Interpretive Summary: Fundamental aspects of the intestinal absorption of carotenoids are still unknown. Given the limitations of using humans for these kinds of investigations, an in vitro intestinal cell culture system using the human colonic adenocarcinoma cell line, Caco-2, and mimicking the in vivo intestinal absorption of carotenoids was reported here. The data generated from the in vitro system were validated against in vivo data from human studies. For example, the extent of absorption (11%) of all-trans b-C through Caco-2 cell monolayers was within the in vivo data range (3-22%). These data and several in vivo reports also converge to indicate that 1) there is a discrimination between b-C isomers occurring during the intestinal absorption process, 2) LYC is poorly absorbed compared to other carotenoids, and 3) vitamin A supplementation resulted in the increase of intestinal transport of b-C. Additional mechanistic information given by using the in vitro model suggest that 1) the intestinal absorption of carotenoids is facilitated by the participation of a specific epithelial transporter and 2) retinol increases beta-carotene absorption by facilitating its incorporation into larger, retinyl ester-enriched chylomicrons. The present in vitro cell culture system is a relevant and simple model to study the molecular mechanisms of the intestinal absorption of carotenoids.

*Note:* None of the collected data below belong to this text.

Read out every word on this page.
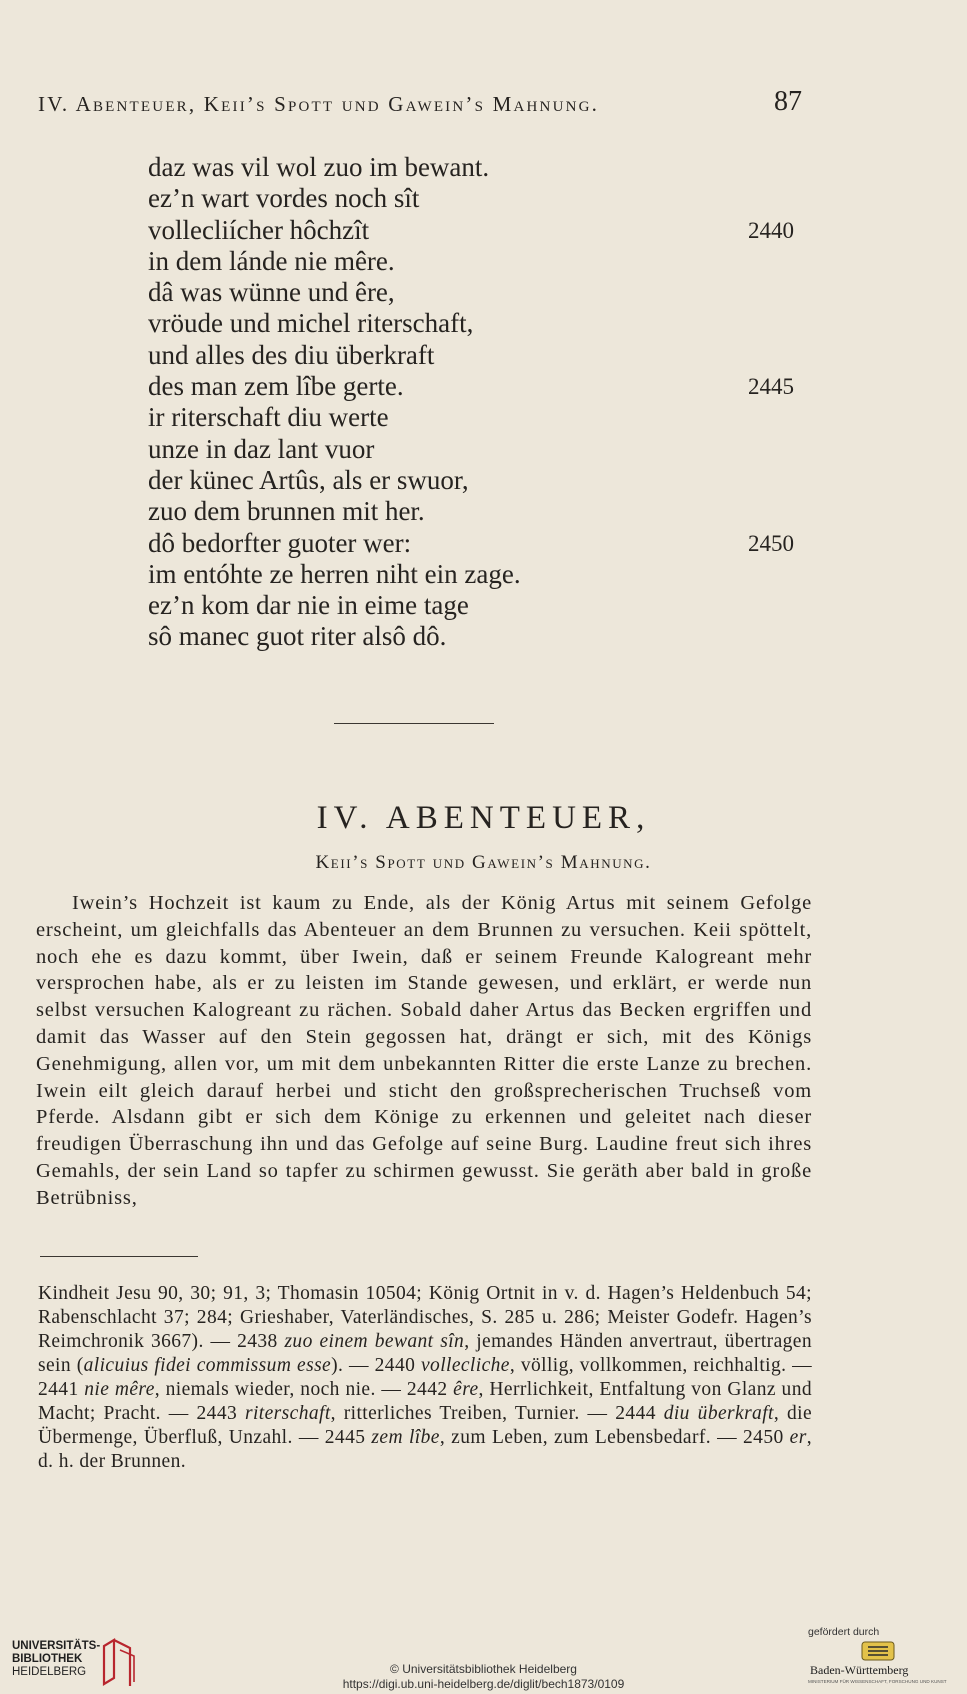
IV. Abenteuer, Keii’s Spott und Gawein’s Mahnung.	87
daz was vil wol zuo im bewant.
ez’n wart vordes noch sît
vollecliícher hôchzît	2440
in dem lánde nie mêre.
dâ was wünne und êre,
vröude und michel riterschaft,
und alles des diu überkraft
des man zem lîbe gerte.	2445
ir riterschaft diu werte
unze in daz lant vuor
der künec Artûs, als er swuor,
zuo dem brunnen mit her.
dô bedorfter guoter wer:	2450
im entóhte ze herren niht ein zage.
ez’n kom dar nie in eime tage
sô manec guot riter alsô dô.
IV. ABENTEUER,
Keii’s Spott und Gawein’s Mahnung.

Iwein’s Hochzeit ist kaum zu Ende, als der König Artus mit seinem Gefolge erscheint, um gleichfalls das Abenteuer an dem Brunnen zu versuchen. Keii spöttelt, noch ehe es dazu kommt, über Iwein, daß er seinem Freunde Kalogreant mehr versprochen habe, als er zu leisten im Stande gewesen, und erklärt, er werde nun selbst versuchen Kalogreant zu rächen. Sobald daher Artus das Becken ergriffen und damit das Wasser auf den Stein gegossen hat, drängt er sich, mit des Königs Genehmigung, allen vor, um mit dem unbekannten Ritter die erste Lanze zu brechen. Iwein eilt gleich darauf herbei und sticht den großsprecherischen Truchseß vom Pferde. Alsdann gibt er sich dem Könige zu erkennen und geleitet nach dieser freudigen Überraschung ihn und das Gefolge auf seine Burg. Laudine freut sich ihres Gemahls, der sein Land so tapfer zu schirmen gewusst. Sie geräth aber bald in große Betrübniss,

Kindheit Jesu 90, 30; 91, 3; Thomasin 10504; König Ortnit in v. d. Hagen’s Heldenbuch 54; Rabenschlacht 37; 284; Grieshaber, Vaterländisches, S. 285 u. 286; Meister Godefr. Hagen’s Reimchronik 3667). — 2438 zuo einem bewant sîn, jemandes Händen anvertraut, übertragen sein (alicuius fidei commissum esse). — 2440 vollecliche, völlig, vollkommen, reichhaltig. — 2441 nie mêre, niemals wieder, noch nie. — 2442 êre, Herrlichkeit, Entfaltung von Glanz und Macht; Pracht. — 2443 riterschaft, ritterliches Treiben, Turnier. — 2444 diu überkraft, die Übermenge, Überfluß, Unzahl. — 2445 zem lîbe, zum Leben, zum Lebensbedarf. — 2450 er, d. h. der Brunnen.

UNIVERSITÄTS-
BIBLIOTHEK
HEIDELBERG	© Universitätsbibliothek Heidelberg
https://digi.ub.uni-heidelberg.de/diglit/bech1873/0109
gefördert durch
Baden-Württemberg
MINISTERIUM FÜR WISSENSCHAFT, FORSCHUNG UND KUNST
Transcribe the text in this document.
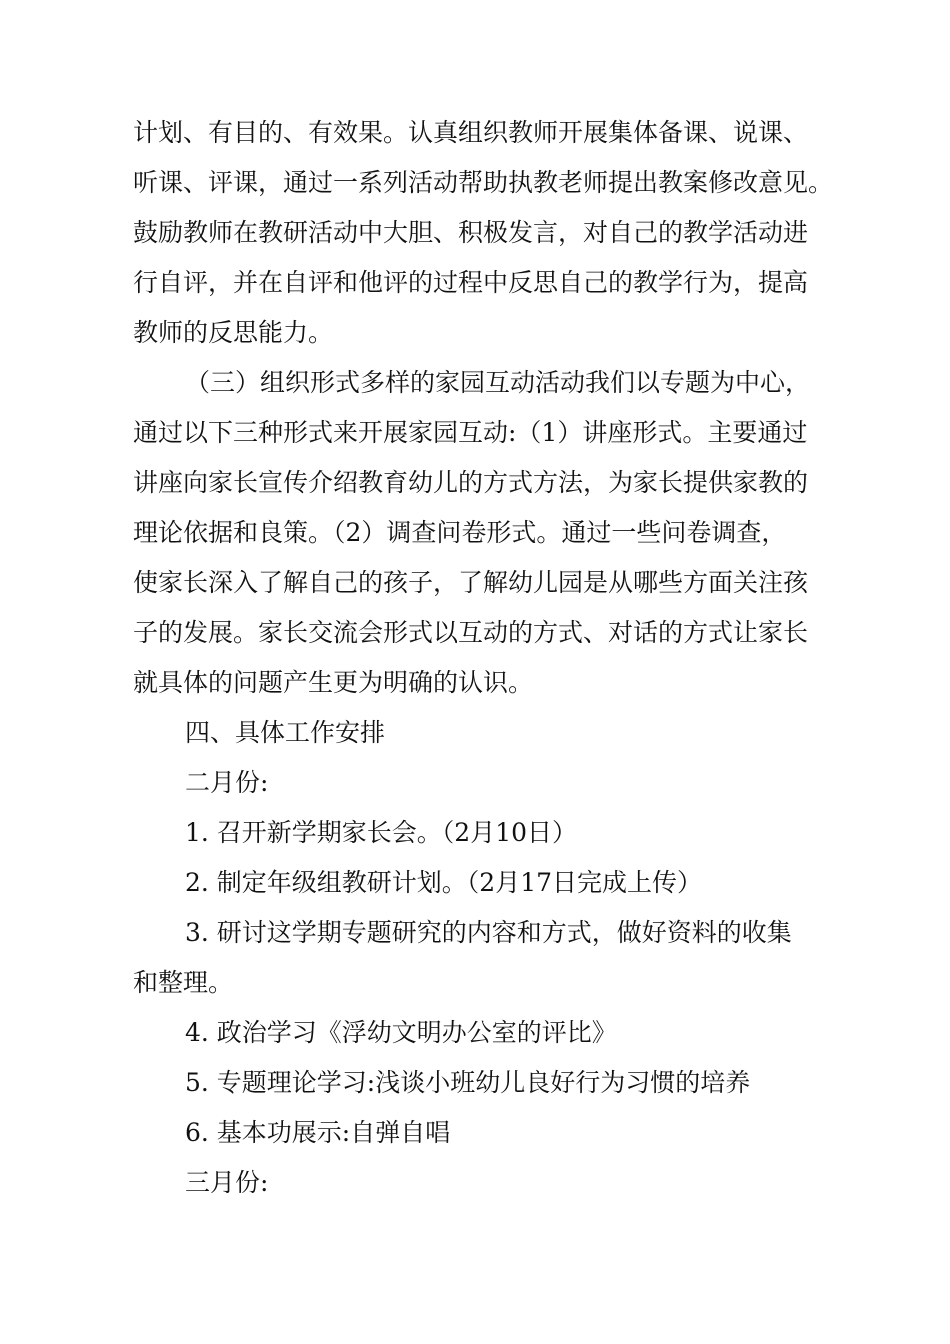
计划、有目的、有效果。认真组织教师开展集体备课、说课、
听课、评课，通过一系列活动帮助执教老师提出教案修改意见。
鼓励教师在教研活动中大胆、积极发言，对自己的教学活动进
行自评，并在自评和他评的过程中反思自己的教学行为，提高
教师的反思能力。
（三）组织形式多样的家园互动活动我们以专题为中心，
通过以下三种形式来开展家园互动:（1）讲座形式。主要通过
讲座向家长宣传介绍教育幼儿的方式方法，为家长提供家教的
理论依据和良策。（2）调查问卷形式。通过一些问卷调查，
使家长深入了解自己的孩子，了解幼儿园是从哪些方面关注孩
子的发展。家长交流会形式以互动的方式、对话的方式让家长
就具体的问题产生更为明确的认识。
四、具体工作安排
二月份:
1. 召开新学期家长会。（2月10日）
2. 制定年级组教研计划。（2月17日完成上传）
3. 研讨这学期专题研究的内容和方式，做好资料的收集
和整理。
4. 政治学习《浮幼文明办公室的评比》
5. 专题理论学习:浅谈小班幼儿良好行为习惯的培养
6. 基本功展示:自弹自唱
三月份:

Technical Abstract: An in vitro cell culture model to assess the intestinal absorption of carotenoids is described. When supplemented with taurocholate and oleic acid, differentiated Caco-2 cells on membranes are able to produce chylomicrons. Under conditions mimicking the in vivo postprandial state, Caco-2 cells take up carotenoids and secrete them incorporated into chylomicrons; the extents of absorption of all-trans-, 9-cis-, 13-cis- beta-carotene, '-carotene, lutein, lycopene were 11%, 2%, 3%, 10%, 7%, and 3%, respectively. Saturation of beta-carotene transport through Caco-2 cells occurred at concentrations (>15'M) higher than “physiological” concentrations. Finally, retinol supplementation resulted in a 1.7-fold increase in beta-carotene transport. The data suggest that 1) the intestinal absorption of carotenoids is facilitated by the participation of a specific epithelial transporter and 2) retinol promotes beta-carotene incorporation into larger, retinyl ester-enriched chylomicrons. The present in vitro cell culture system is a relevant model to study the intestinal absorption of carotenoids at the molecular level.